5 Hal yang Harus Kamu Tahu Hari Ini – 14 Oktober 2019

Foto: www.canva.com

Selamat hari Senin! Well, untuk membuat pikiran sedikit aktif, sambil menyeruput kopi, mari membaca lima hal yang harus kamu tahu hari ini.

Dari Jepang dilaporkan, Typhoon Hagibis menelan korban jiwa.

Sampai berita ini dilaporkan, puluhan orang meninggal dan puluhan lainnya hilang. Angin topan ini menyapu sebagian besar kawasan Honshu. Dan sampai kemarin dikabarkan, lebih dari bendungan dari 20 sungai di bagian tengah dan timur laut Jepang telah rusak dan mengakibatkan banjir di kota dan desa sekitarnya. Pihak berwenang telah mengingatkan bahwa angin topan ini setara dengan yang melanda Tokyo di tahun 1958. Namun berkat infrastruktur yang lebih aman dan modern, kerusakan dan korban jiwa tidak sebesar tahun tersebut. Topan yang merusak Tokyo enam dekade yang lalu itu menelan korban jiwa lebih dari 1200 orang dan setengah juta rumah rusak karena banjir. Baca berita lengkapnya di sini.

Dari dalam negeri dilaporkan, sejumlah tim diterjunkan untuk mencegah meluasnya karhutla di Gunung Arjuno.

Tim yang terjadi dari unsur kepolisian, TNI AD, BPBD, Tahura, dan relawan tersebut melakukan pencegahan dengan cara melakukan penyekatan. Upaya ini merupakan sebuah langkah antisipasi agar karhutla Gunung Arjuno tak meluas sampai ke wilayah Kabupaten Malang. Baca berita lengkapnya di sini.

Sementara itu, pasangan ganda putra Indonesia berhasil sukses di Kejuaraan Dunia Badminton Junior 2019.

Ganda putra Indonesia Leo Rolly Carnando/Daniel sukses mengalahkan pasangan China, Di Zi Jian/Wang Chang di Rusia, kemarin. Dua pemain badminton unggul dengan perolehan skor 21-19 dan 21-18. Sementara itu ganda putri, Febriana Dwipuji Kusuma/Amalia Cahaya Pratiwi, yang tampil di final kalah dari Lin Fang Ling/Zhou Xin Rou.
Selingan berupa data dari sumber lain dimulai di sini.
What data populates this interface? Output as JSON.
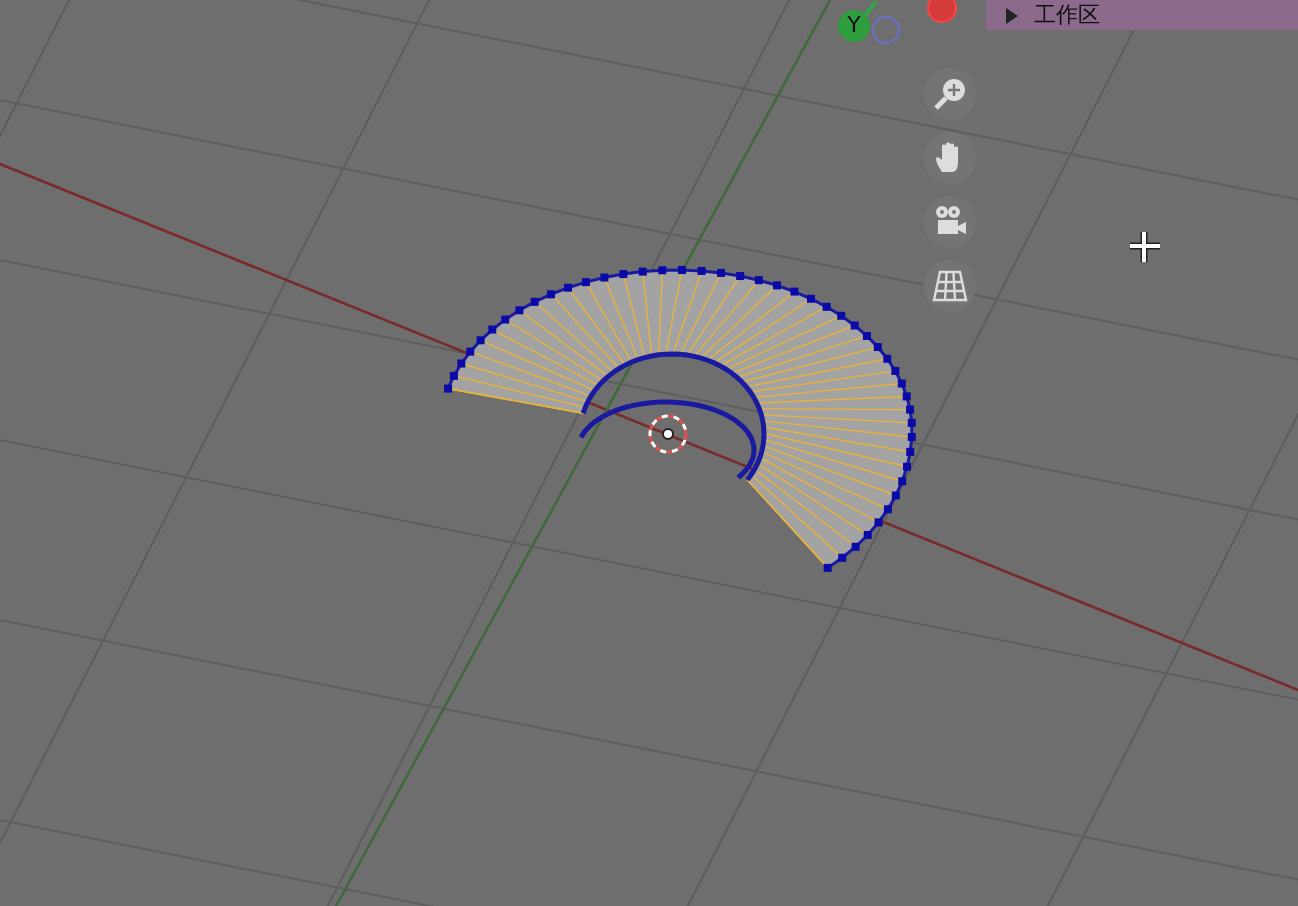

Begitu juga pasangan ganda campuran, Leo Rolly/Indah Cahya Sari Jamil yang tidak berhasil mengalahkan dari Feng Yan Zhe/Lin Fang Ling. Baca berita lengkapnya di sini.

Sebuah pertanyaan filosofi di hari Senin: apa itu kematian?

Hm? Jawabannya ternyata tidak semudah yang kita perkirakan. Paling tidak menurut neuroscientist bernama Christof Koch dalam tulisannya di sebuah artikel yang diterbitkan di Scientific American. Jika selama ini arti kematian adalah tentang seseorang yang berhenti bernafas dan berakhirnya aktivitas otak, mungkin pengertian tersebut butuh dikaji ulang. Pernyataan Koch ini merujuk kepada sebuah hasil penemuan mengejutkan di bulan April lalu. Di penelitian tersebut para peneliti berhasil memulihkan beberapa fungsi otak babi yang telah mati beberapa jam lamanya. Hal ini membuka kemungkinan bahwa suatu saat para ilmuwan akan mampu menghidupkan kembali otak mati. Baca cerita ala Frankenstein ini di sini.

Siapa di sini yang sudah menonton Joker?

Well, jika sudah, kamu adalah salah satu penonton yang berhasil membuat film super serius dan penuh kekerasan tersebut berhasil merajai box office bahkan setelah dua minggu dirilis. Sampai saat ini, Joker diperkirakan telah mengumpulkan kira-kira $55 juta, sebuah rekor film Oktober untuk Warner Bros.; mengalahkan Gravity ($43,1 juta) di tahun 2013. Sementara itu, Gemini Man, film yang diperankan oleh Will Smith—yang sebelumnya diperkirakan bisa menjadi saingan Joker—menanggung kekalahan. Film yang disutradarai oleh Ang Lee tersebut berada di posisi ketiga hanya meraup $20,5 juta, jauh melebihi prediksi dengan proses pembuatan yang memakan dana $138 juta. Baca berita lengkapnya di sini.